The secret federal court that approves orders for conducting surveillance on suspected foreign terrorists or spies issued a strong and highly unusual public rebuke to the FBI on Tuesday, ordering the agency to say how it intends to correct the errors revealed last week by a Justice Department report on one aspect of the FBI's investigation of Donald Trump's 2016 campaign.
Justice Department Inspector General Michael Horowitz said the FBI made serious and repeated mistakes in seeking under the Foreign Intelligence Surveillance Act, or FISA, to conduct surveillance of Carter Page, a former Trump campaign adviser.
The FBI's submission to the court made assertions that were "inaccurate, incomplete, or unsupported by appropriate documentation," the report said.

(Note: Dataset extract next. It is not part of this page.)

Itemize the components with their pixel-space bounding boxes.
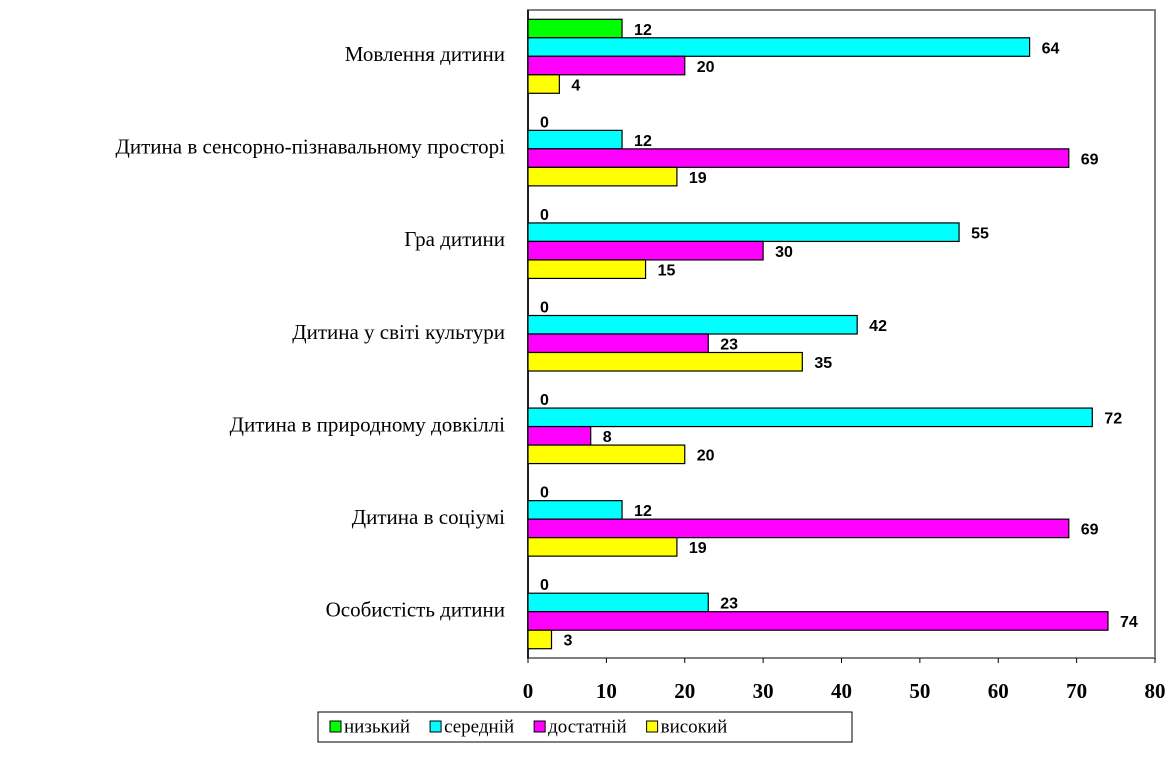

Rosemary Collyer, presiding judge on the Foreign Intelligence Surveillance Court, said in the unusual public order that the report "calls into question whether information contained in other FBI applications is reliable." She ordered the FBI to explain in writing by Jan. 10 how it intends to remedy those problems.
Document here: https://www.scribd.com/document/440156909/Fisa-Court-to-FBI
(Score: 3, Insightful) by Anonymous Coward on Wednesday December 18 2019, @03:58PM
"Secret FISA Court" is an oxymoron. We don't have secret courts of law in the United States. If it is secret, it isn't a court of law. Article 1 is clear on this. The first crime here is that the FBI acted on a warrant from FISA instead of a court with proper jurisdiction. (it takes more than a judge to make a court)
FISA bitching about the FBI, is like two mobsters arguing about the quality of the merchandise they just stole.
The procedural issue, precedes the issue.